Furthermore, this same group believes that the generations before wrongly lamented that their time period was more depraved than the present one and drawing the conclusion that “things are getting worse” is nothing new or special. In short, the situation has always been bad – no more or less. For example, adults in the 60s commented that their generation experienced the worst social upheaval and violence, such as the struggle for Civil Rights, the Vietnam War, and the assassinations of three prominent figures: Martin Luther King, Jr., John F. Kennedy, and Malcolm X. On the other hand, others claim that times are indeed cha-cha changing and consequently the innate wickedness of mankind is slowly gaining upon the innate goodness of humankind.

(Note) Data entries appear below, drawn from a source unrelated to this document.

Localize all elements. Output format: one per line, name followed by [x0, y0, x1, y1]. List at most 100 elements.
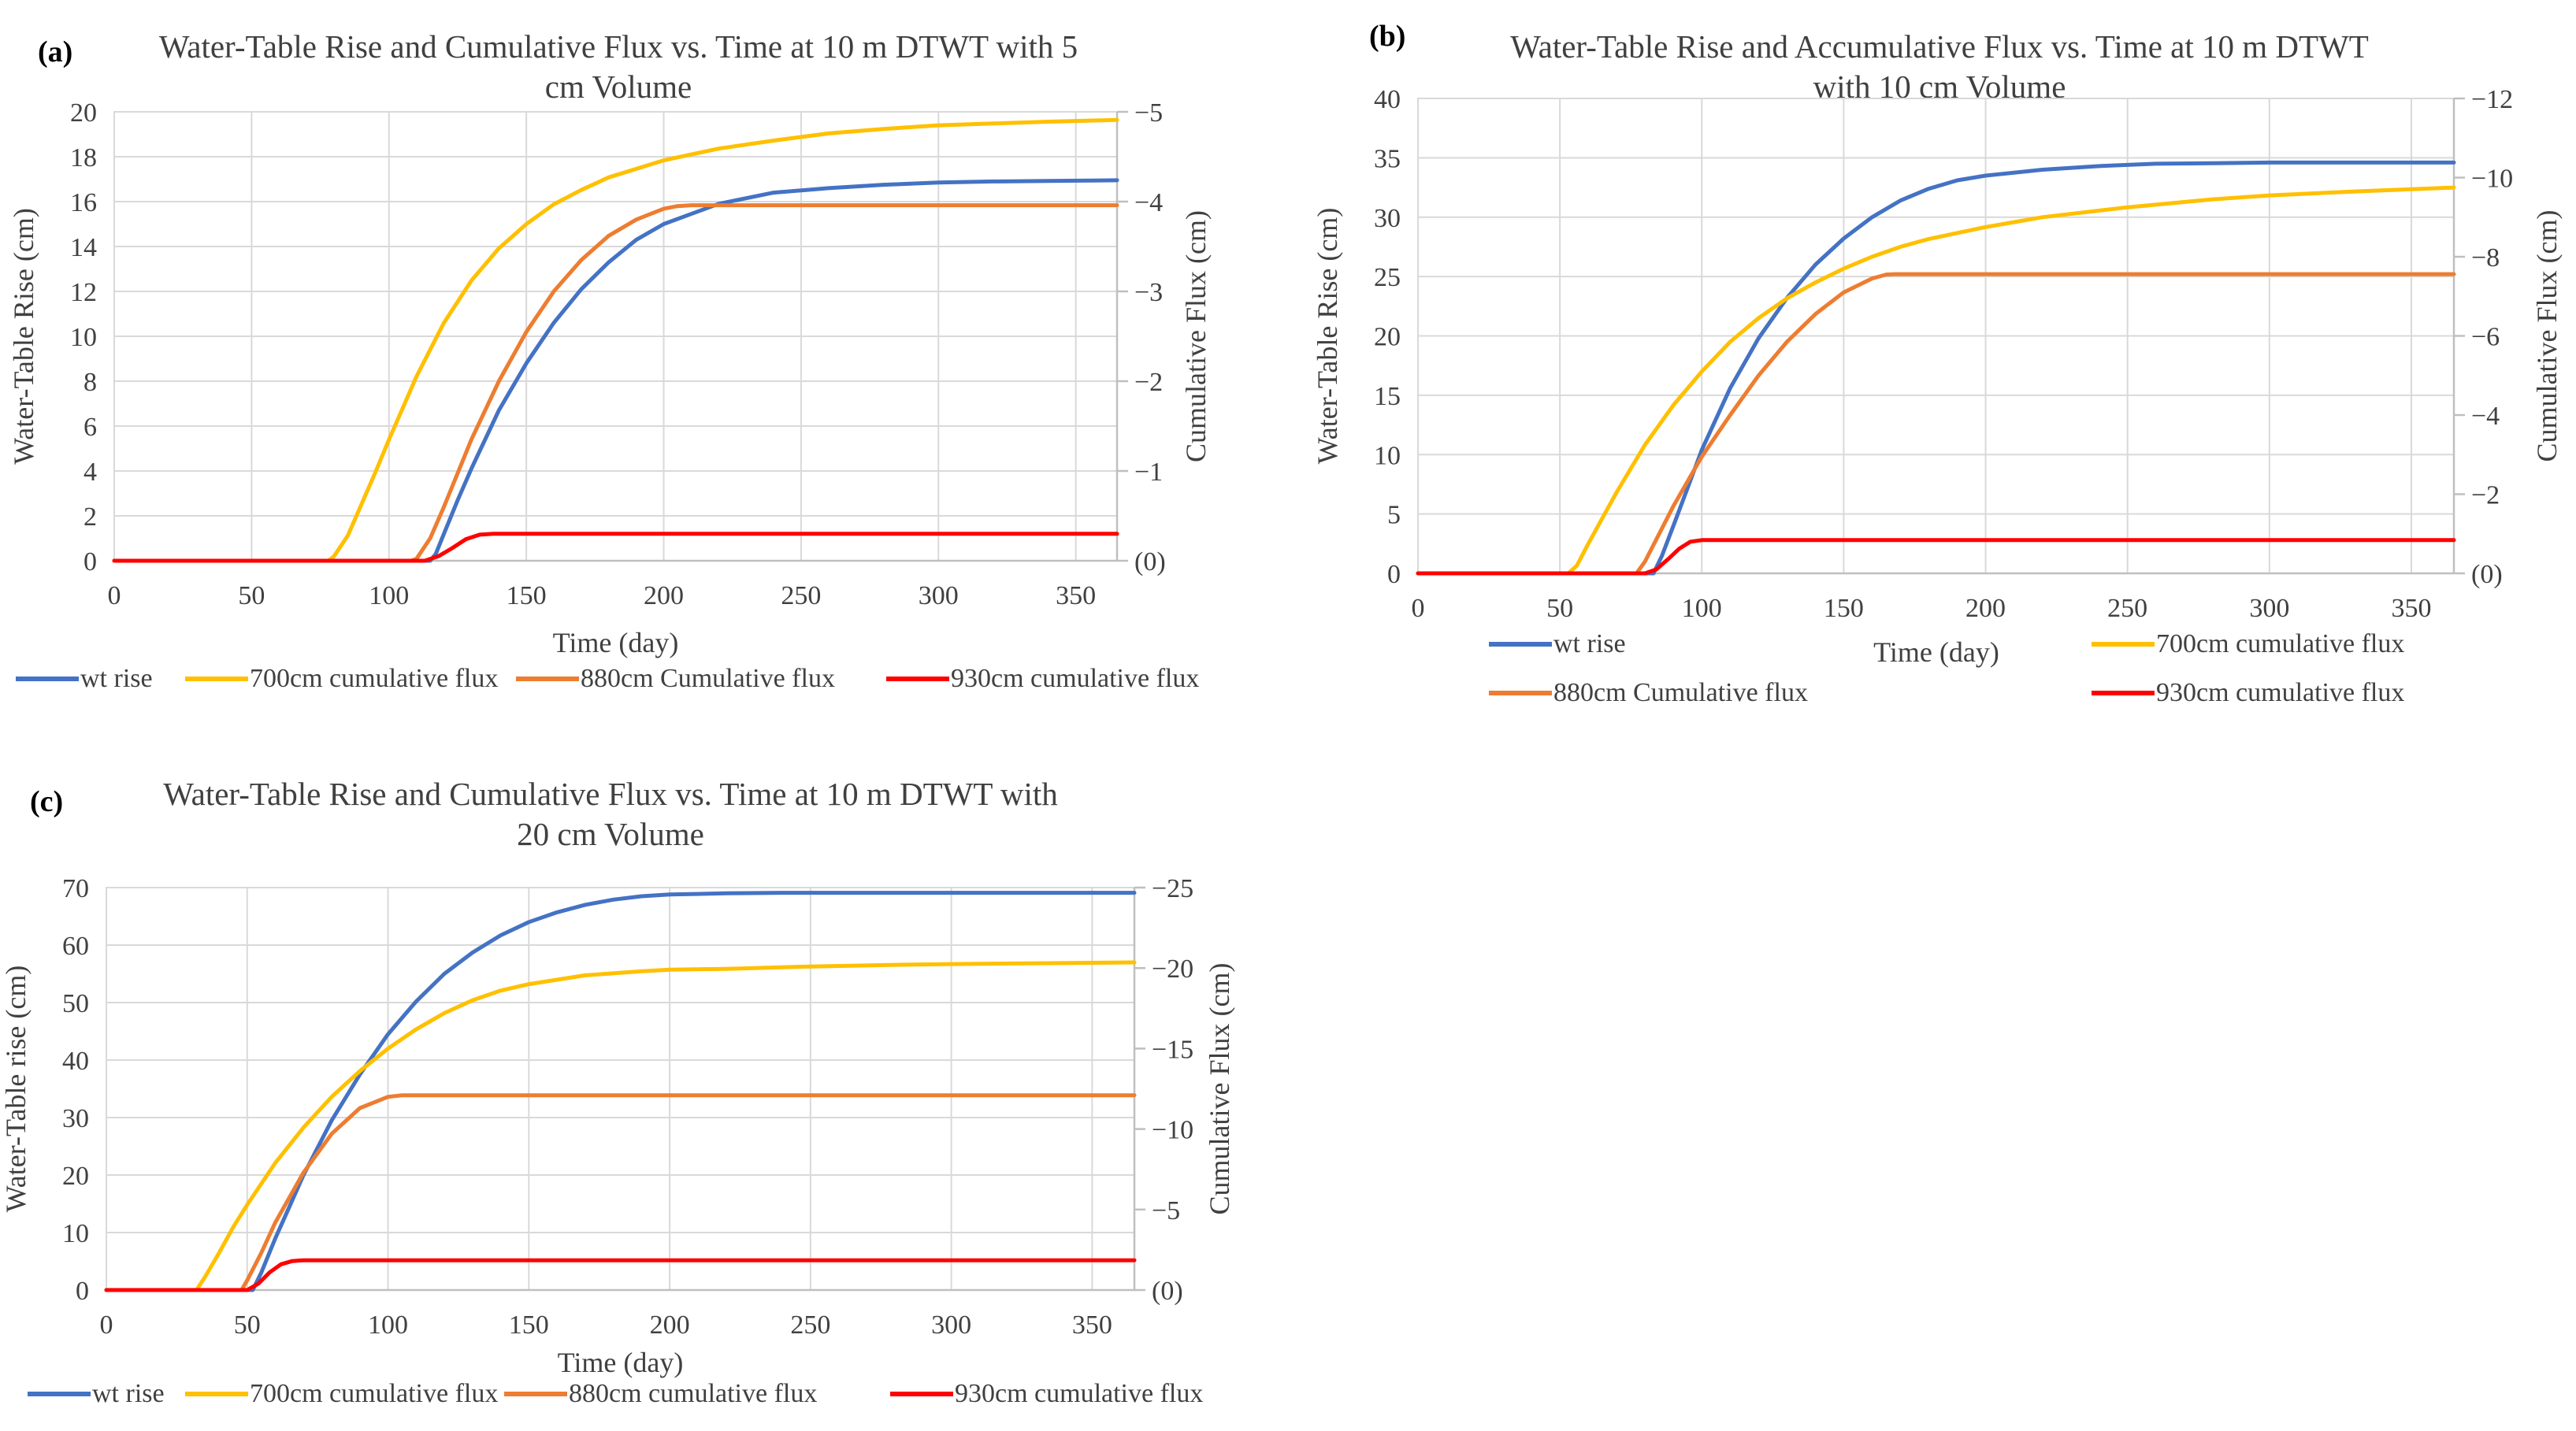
- y-tick-label: 10: [62, 1219, 89, 1248]
- y2-tick-label: −6: [2471, 323, 2500, 352]
- plot-area: [106, 887, 1135, 1291]
- series-line-f880: [112, 203, 1119, 563]
- series-line-f930: [112, 532, 1119, 563]
- y-tick-label: 14: [70, 233, 97, 262]
- y-tick-label: 5: [1387, 501, 1401, 530]
- x-tick-label: 300: [931, 1311, 971, 1340]
- x-tick-label: 300: [2249, 594, 2289, 623]
- series-line-f700: [1416, 185, 2456, 576]
- y-tick-label: 18: [70, 143, 97, 172]
- legend-label: wt rise: [80, 664, 153, 693]
- x-tick-label: 0: [100, 1311, 113, 1340]
- series-line-wt: [1416, 160, 2456, 576]
- y2-tick-label: (0): [1134, 547, 1166, 576]
- x-tick-label: 200: [1965, 594, 2006, 623]
- chart-panel-b: (b) Water-Table Rise and Accumulative Flu…: [1312, 20, 2563, 707]
- x-tick-label: 250: [781, 581, 821, 610]
- panel-label: (b): [1369, 20, 1405, 53]
- chart-title-line: Water-Table Rise and Cumulative Flux vs.…: [163, 776, 1058, 812]
- x-axis-label: Time (day): [1873, 636, 1999, 668]
- y-tick-label: 0: [76, 1277, 89, 1306]
- y-tick-label: 10: [1374, 441, 1401, 470]
- y2-tick-label: −2: [1134, 368, 1163, 397]
- x-tick-label: 0: [1412, 594, 1425, 623]
- y-tick-label: 16: [70, 188, 97, 217]
- x-tick-label: 200: [650, 1311, 690, 1340]
- x-tick-label: 300: [919, 581, 959, 610]
- y2-tick-label: −1: [1134, 458, 1163, 487]
- legend: wt rise 700cm cumulative flux 880cm cumula…: [28, 1379, 1203, 1408]
- y-tick-label: 20: [62, 1162, 89, 1191]
- panel-label: (a): [38, 35, 72, 69]
- chart-title-line: cm Volume: [545, 69, 692, 105]
- chart-panel-a: (a) Water-Table Rise and Cumulative Flux …: [8, 28, 1212, 693]
- y-tick-label: 25: [1374, 263, 1401, 292]
- y-tick-label: 40: [1374, 85, 1401, 114]
- legend: wt rise 700cm cumulative flux 880cm Cumula…: [1489, 629, 2404, 707]
- legend-label: 700cm cumulative flux: [250, 664, 498, 693]
- y2-tick-label: (0): [2471, 560, 2503, 589]
- series-line-f700: [112, 117, 1119, 563]
- y2-tick-label: −2: [2471, 481, 2500, 510]
- x-tick-label: 100: [1682, 594, 1722, 623]
- series-line-f700: [104, 960, 1137, 1292]
- x-tick-label: 50: [234, 1311, 261, 1340]
- y-tick-label: 35: [1374, 144, 1401, 173]
- x-axis-label: Time (day): [553, 627, 679, 658]
- y2-tick-label: −15: [1152, 1035, 1193, 1064]
- x-tick-label: 350: [2391, 594, 2431, 623]
- y-tick-label: 70: [62, 874, 89, 903]
- y2-tick-label: (0): [1152, 1277, 1183, 1306]
- y2-axis-label: Cumulative Flux (cm): [2531, 210, 2563, 462]
- chart-title-line: with 10 cm Volume: [1813, 69, 2066, 105]
- x-tick-label: 0: [108, 581, 121, 610]
- y-tick-label: 10: [70, 323, 97, 352]
- y-tick-label: 2: [84, 502, 97, 532]
- series-line-f880: [1416, 272, 2456, 576]
- y2-tick-label: −5: [1152, 1196, 1180, 1225]
- y-tick-label: 40: [62, 1047, 89, 1076]
- x-tick-label: 150: [509, 1311, 549, 1340]
- y-axis-label: Water-Table Rise (cm): [8, 208, 39, 465]
- x-tick-label: 350: [1072, 1311, 1112, 1340]
- chart-title-line: 20 cm Volume: [517, 816, 704, 852]
- legend-label: 930cm cumulative flux: [951, 664, 1199, 693]
- y2-tick-label: −3: [1134, 278, 1163, 307]
- y2-tick-label: −20: [1152, 955, 1193, 984]
- legend-label: 880cm cumulative flux: [569, 1379, 817, 1408]
- panel-label: (c): [30, 785, 63, 818]
- y2-tick-label: −10: [2471, 165, 2513, 194]
- y-tick-label: 50: [62, 989, 89, 1018]
- y-tick-label: 30: [62, 1104, 89, 1133]
- x-tick-label: 50: [238, 581, 265, 610]
- y-tick-label: 0: [84, 547, 97, 576]
- y-tick-label: 4: [84, 458, 97, 487]
- legend-label: wt rise: [1553, 629, 1626, 658]
- y2-tick-label: −8: [2471, 243, 2500, 272]
- y-tick-label: 6: [84, 413, 97, 442]
- y2-tick-label: −25: [1152, 874, 1193, 903]
- x-tick-label: 100: [368, 1311, 408, 1340]
- y-axis-label: Water-Table Rise (cm): [1312, 208, 1343, 465]
- x-tick-label: 150: [1824, 594, 1864, 623]
- legend-label: 930cm cumulative flux: [955, 1379, 1203, 1408]
- x-tick-label: 250: [790, 1311, 830, 1340]
- y-tick-label: 12: [70, 278, 97, 307]
- y-tick-label: 0: [1387, 560, 1401, 589]
- legend-label: 700cm cumulative flux: [2156, 629, 2404, 658]
- y2-tick-label: −10: [1152, 1116, 1193, 1145]
- x-tick-label: 50: [1546, 594, 1573, 623]
- x-tick-label: 350: [1056, 581, 1096, 610]
- chart-title-line: Water-Table Rise and Cumulative Flux vs.…: [159, 28, 1078, 65]
- chart-panel-c: (c) Water-Table Rise and Cumulative Flux …: [0, 776, 1235, 1408]
- x-tick-label: 200: [644, 581, 684, 610]
- series-line-wt: [104, 891, 1137, 1292]
- y2-tick-label: −4: [1134, 188, 1163, 217]
- legend-label: 700cm cumulative flux: [250, 1379, 498, 1408]
- series-line-f930: [104, 1258, 1137, 1292]
- chart-title-line: Water-Table Rise and Accumulative Flux v…: [1510, 28, 2369, 65]
- series-line-f880: [104, 1093, 1137, 1292]
- legend-label: 930cm cumulative flux: [2156, 678, 2404, 707]
- y2-axis-label: Cumulative Flux (cm): [1180, 210, 1212, 462]
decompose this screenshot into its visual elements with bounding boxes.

We humans, as an entire race, seem to be devolving.
But into what?
Frightening to think of. Uh oh, I feel a story tingling and blooming to life.
Ultimately, fear is an extremely powerful feeling that constantly reminds us of our mortality and the little time we have on planet Earth. So writers, channel into what scares you, take up your pen, and write like you’ve never written before. Just don’t flirt with fear for too long.
Fear is truly a friend, but a potentially back-stabbing one indeed. Tread carefully.